Ayesha Jalal, Mary Richardson Professor of History, Director, Center for South Asian and Indian Ocean Studies, Tufts University
Discussant: Atiya Khan, SAI Aman Fellow
Chair: Ali Asani, Professor of Indo-Muslim and Islamic Religion and Cultures, Faculty of Arts and Sciences; Director, Prince Alwaleed Bin Talal Islamic Studies Program
Cosponsored by the Prince Alwaleed Bin Talal Islamic Studies Program
*Please note the updated date and time (December 3, 2014, 5:00PM).
Established as a homeland for India’s Muslims in 1947, Pakistan has had a tumultuous history that has unfolded in the vortex of dire regional and international conflicts. Beset by assassinations, coups, ethnic strife, and the breakaway of Bangladesh in 1971, the country has found itself too often contending with religious extremism and military authoritarianism.

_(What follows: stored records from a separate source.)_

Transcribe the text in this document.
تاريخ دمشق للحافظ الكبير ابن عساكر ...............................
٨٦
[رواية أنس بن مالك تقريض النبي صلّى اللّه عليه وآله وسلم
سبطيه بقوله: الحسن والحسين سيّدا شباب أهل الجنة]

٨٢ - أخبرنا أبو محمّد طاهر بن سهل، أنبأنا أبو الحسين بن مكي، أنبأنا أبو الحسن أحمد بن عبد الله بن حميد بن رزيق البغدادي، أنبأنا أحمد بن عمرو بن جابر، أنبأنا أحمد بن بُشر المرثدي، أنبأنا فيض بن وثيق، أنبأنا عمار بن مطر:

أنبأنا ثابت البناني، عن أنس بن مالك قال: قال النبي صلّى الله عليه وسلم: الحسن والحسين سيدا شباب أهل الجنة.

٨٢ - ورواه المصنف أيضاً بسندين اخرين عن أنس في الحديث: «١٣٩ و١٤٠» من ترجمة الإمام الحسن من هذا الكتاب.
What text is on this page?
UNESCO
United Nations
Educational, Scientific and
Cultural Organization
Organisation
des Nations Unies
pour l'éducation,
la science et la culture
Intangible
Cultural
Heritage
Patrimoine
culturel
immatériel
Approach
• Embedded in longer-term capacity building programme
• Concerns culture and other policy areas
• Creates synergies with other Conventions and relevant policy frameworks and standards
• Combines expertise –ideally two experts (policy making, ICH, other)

Now, in a probing biography of her native land amid the throes of global change, Ayesha Jalal provides an insider’s assessment of how this nuclear-armed Muslim nation evolved as it did and explains why its dilemmas weigh so heavily on prospects for peace in the region.
Attentive to Pakistan’s external relations as well as its internal dynamics, Jalal shows how the vexed relationship with the United States, border disputes with Afghanistan in the west, and the conflict with India over Kashmir in the east have played into the hands of the generals who purchased security at the cost of strong democratic institutions. Combined with domestic ethnic and regional rivalries, such pressures have created a siege mentality that encourages military domination and militant extremism.
Since 9/11, the country has been widely portrayed as a breeding ground for Islamic terrorism. Assessing the threats posed by Al-Qaeda and the Taliban as American troops withdraw from Afghanistan, Jalal contends that the battle for Pakistan’s soul is far from over. Her definitive biography reveals how pluralism and democracy continue to struggle for a place in this Muslim homeland, where they are so essential to its future.